Jez made a noise like a game show buzzer. “Nah-ah.”

“Yeah-ah.”

That grin made me twitchy. Jez was one of my oldest friends, and I knew what her cunning smirk meant. It meant she was about to fuck somebody over, and I was the only person in the room. Uh-oh.

“Nolan’s laptop broke, and I volunteered your services to fix it.” Jez glanced at her watch. “He’s expecting you for breakfast, which means you need to pack and get to the airport.”

“What?”

“The airport. It’s the place where airplanes take off. Unless you’re planning to swim across the Atlantic, but you don’t like getting your face wet, so…”

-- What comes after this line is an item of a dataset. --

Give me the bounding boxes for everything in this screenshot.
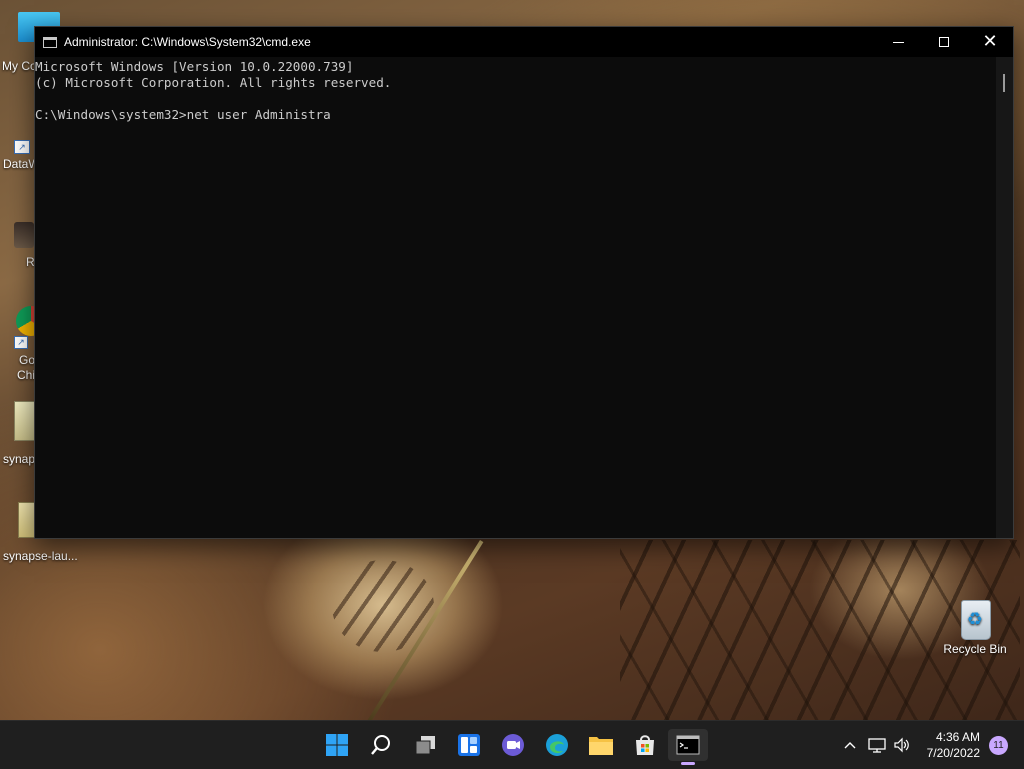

Yes, whatever. I was still hung up on the “Nolan” part.

Nolan.

There was only one Nolan in my life, or rather, out of my life. Nolan de Luca, our former roommate, my teenage crush, and the man I’d never be able to face again without dying of embarrassment. Or reliving the past I’d rather forget.

Ruby’s broken body lying in the tower.

A killer walking among us.

The authorities realising that Alexa Stone and Alexandria Rockwell were one and the same person.

The day before Child Protective Services came to take me away, I broke down in his arms, a first for me.

Not the breaking-down part—I’d done that plenty of times before, always alone, and always quietly.

But he’d never hugged me that way, and I’d never kissed him.

Oh, I’d thought about doing it. Dreamed about it.

But not once had those dreams ended with him pushing me away and telling me it couldn’t possibly work.